Ali, who takes over the captaincy from Shahid Afridi for the 50-over game, initially refused to play alongside Amir, who is making his return to the international scene after a prison term and five-year ban for spot-fixing.
However, on the eve of the first ODI against New Zealand in Wellington, Ali said he had talked to Amir and aims to “get the best” out of the 23-year-old quick bowler if he starts.
“We have moved on. We are united and looking forward to the challenge,” Ali said as the team practiced in blustery conditions yesterday. “Whatever my stance was, my job is to lead and keep harmony in the dressing room.”
Pakistan have a strong squad of quick bowlers to choose from with Mohammad Irfan, Wahab Riaz and Rahat Ali also in the mix.

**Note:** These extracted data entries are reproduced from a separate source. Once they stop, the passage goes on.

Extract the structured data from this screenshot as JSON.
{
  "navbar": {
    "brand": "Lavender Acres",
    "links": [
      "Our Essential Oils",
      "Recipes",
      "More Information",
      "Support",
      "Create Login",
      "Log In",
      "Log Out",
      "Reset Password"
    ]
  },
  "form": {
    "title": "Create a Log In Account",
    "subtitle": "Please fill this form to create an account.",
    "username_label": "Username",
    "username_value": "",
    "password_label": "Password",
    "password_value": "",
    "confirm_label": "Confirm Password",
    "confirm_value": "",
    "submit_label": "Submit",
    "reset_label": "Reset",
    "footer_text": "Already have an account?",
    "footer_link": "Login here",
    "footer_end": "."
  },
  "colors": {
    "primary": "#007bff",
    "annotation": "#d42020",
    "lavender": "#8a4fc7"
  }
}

“Obviously we will try to put a combination together which suits these conditions and the wind factor. We’ve been practicing bowling into it, everyone is ready,” Ali said.
New Zealand had no problems with Amir’s return.
All-rounder Grant Elliott saw the “trampoline” effect imposed by the giant Irfan as probably more of a concern. At about 2.13m, Irfan is one of the tallest bowlers ever to play Test cricket and the left-armer’s height posed problems for the batsmen.
“It’s like batting on a trampoline. It’s a different proposition,” said Elliott, who expects a lot of bounce in the Basin Reserve wicket.
India’s Mahendra Singh Dhoni knows the introduction of broadcast technology has enhanced the viewing experience for fans, but the skipper has called for restraint after the overhead “Spidercam” interfered with play in Saturday’s one-dayer against Australia.
Virat Kohli upper-cut John Hastings in the 19th over of India’s innings, but it was declared a dead-ball after hitting the camera.
India chased down a 331-run victory target to end their losing streak, but Dhoni warned that such interference could affect the outcome of tight contests.
“I am quite a traditional guy,” he said after the tourists avoided a whitewash by winning the fifth and final ODI. “Anything that disturbs the game of cricket I don’t like it.”
“It all started right from the Twenty20 where people would be like: ‘Why don’t you wear a mic?’; ‘Why don’t you wear a camera?’”
Dhoni said the camera, which travels along cables and gives a bird’s-eye view of the action, had to be used more carefully.
“I always feel there is always a need for a balance. At the end of the day, it’s a spectators’ sport, people watching on television, but at the same time four runs can really matter,” he said. “Especially when it’s a 310-320 game, those four runs can be crucial.”
On a lighter note, he said there should be some form of penalty for Spidercam if it gets in the way.
“Everyone gets penalized, why not have the same system for the Spidercam? Say: ‘Okay, if you get hit, $2,000 per hit.’ Let’s make it interesting,” he joked.